• Uber is testing its self-driving cars in a fake city it built in Pittsburgh called the ALMONO. 
  • The fake city has a giant roundabout, fake cars, and roaming mannequins that jump out into the street without warning. 
  • Uber also uses the ALMONO to train vehicle operators before allowing them to monitor the cars in the real world. 

Uber's self-driving-car pilot isn't without its controversy, but the program is still alive and well in Pittsburgh.

The ride-hailing giant published a new video earlier this month showing a glimpse of its fake city where the company's robocars learn how to drive in the real world.

Called ALMONO, the fake city is built on an old steel mill site along the Monongahela River in Hazelwood. It has a giant roundabout, fake cars, and roaming mannequins that jump out into the street without warning. There are even containers meant to stimulate buildings, training the cars to operate even when looming structures block their line of site.

ALMONO measures 42 acres, but Uber has asked the Hazelwood zoning board for permission to expand the city an additional 13,000 square-feet. The request shows the vital role the track plays in not only preparing self-driving cars to enter the world,  but training the vehicle operators that sit behind the wheel to prepare for the unexpected.

"We have obstacles and mannequins that move and can cross the street in front of the car. We have prop vehicles zooming around," Rick McKahan, an Uber vehicle operator, said in an interview. "In most situations, we simulate those in such a way that they're worse than anything you would see out on public roads."

uber fake cityUber's self-driving cars have to master the dreaded roundabout before they can hit public roads. Uber

Uber's self-driving cars have had their hiccups. Last December, a video caught an Uber running straight through a red light, which the company later said was due to "human error." In March, A self-driving Uber in Arizona flipped over after a car hit it, raising questions about how autonomous vehicles respond to human error.

Uber wasn't at fault for any of these incidences, but they show why the company still needs vehicle operators to keep an eye out.

The program that trains vehicle operators is fairly vigorous.
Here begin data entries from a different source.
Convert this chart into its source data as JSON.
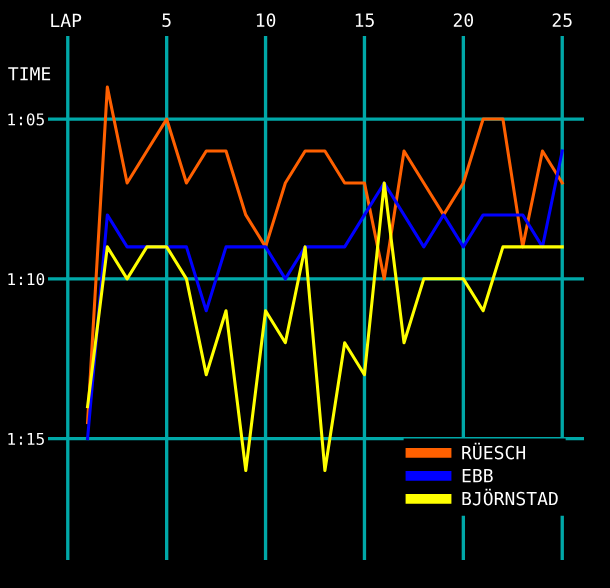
{
  "chart_data": {
    "type": "line",
    "xlabel": "LAP",
    "ylabel": "TIME",
    "x": [
      1,
      2,
      3,
      4,
      5,
      6,
      7,
      8,
      9,
      10,
      11,
      12,
      13,
      14,
      15,
      16,
      17,
      18,
      19,
      20,
      21,
      22,
      23,
      24,
      25
    ],
    "series": [
      {
        "name": "RÜESCH",
        "color": "#ff6000",
        "values": [
          74.5,
          64,
          67,
          66,
          65,
          67,
          66,
          66,
          68,
          69,
          67,
          66,
          66,
          67,
          67,
          70,
          66,
          67,
          68,
          67,
          65,
          65,
          69,
          66,
          67
        ]
      },
      {
        "name": "EBB",
        "color": "#0000ff",
        "values": [
          75,
          68,
          69,
          69,
          69,
          69,
          71,
          69,
          69,
          69,
          70,
          69,
          69,
          69,
          68,
          67,
          68,
          69,
          68,
          69,
          68,
          68,
          68,
          69,
          66
        ]
      },
      {
        "name": "BJÖRNSTAD",
        "color": "#ffff00",
        "values": [
          74,
          69,
          70,
          69,
          69,
          70,
          73,
          71,
          76,
          71,
          72,
          69,
          76,
          72,
          73,
          67,
          72,
          70,
          70,
          70,
          71,
          69,
          69,
          69,
          69
        ]
      }
    ],
    "xlim": [
      -1,
      26.1
    ],
    "xticks": [
      {
        "value": 0,
        "label": null
      },
      5,
      10,
      15,
      20,
      25
    ],
    "ylim": [
      78.8,
      62.4
    ],
    "yticks": [
      {
        "value": 65,
        "label": "1:05"
      },
      {
        "value": 70,
        "label": "1:10"
      },
      {
        "value": 75,
        "label": "1:15"
      }
    ],
    "grid": true,
    "legend": "bottom right",
    "marker": "none",
    "line_style": "solid"
  }
}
It takes three weeks to complete and requires trainees to pass multiple written assessments and road tests. An Uber representative said the company employs "hundreds" of safety drivers, but declined to provide a specific count.

Vehicle operators first practice on the ALMONO test track before monitoring the cars in the real world, which are capable of driving in Downtown Pittsburgh, the Strip District, Bloomfield, Shadyside, Southside, Oakland, and Squirrel Hill.

Just like the vehicle operators, the Uber cars don't leave ALMONO until they've successfully passed certain tests, like braking when a mannequin jets out in front of it.

Uber isn't the only company to build a fake city to train its self-driving vehicles. Ford has one called MCity in Ann Arbor, Michigan, that measures 32 acres.

Uber introduced its self-driving cars to the public for the first time last September when it started allowing users to hail a ride in robotic Ford Fusions in the Steel City. It was a huge launch at the time, considering major competitors like Google had yet to expose its technology to the real world. For many, it showed Uber was dead serious about being a player in the autonomous space.

Uber has since launched programs in Arizona and San Francisco. However, the cars are only used to map routes in San Francisco after the California DMV revoked Uber's vehicle registrations in a public dispute.

The fate of Uber's self-driving-car program is still somewhat unknown. Waymo, Google's spinoff company, is suing Uber, claiming the company stole intellectual property and trade secrets to advance the program. The trial is scheduled for December.

But as the two tech behemoths battle it out in the courtroom, Uber's cars will continue whizzing down streets in a fake city in downtown Pittsburgh, preparing for an autonomous, ride-hailing future.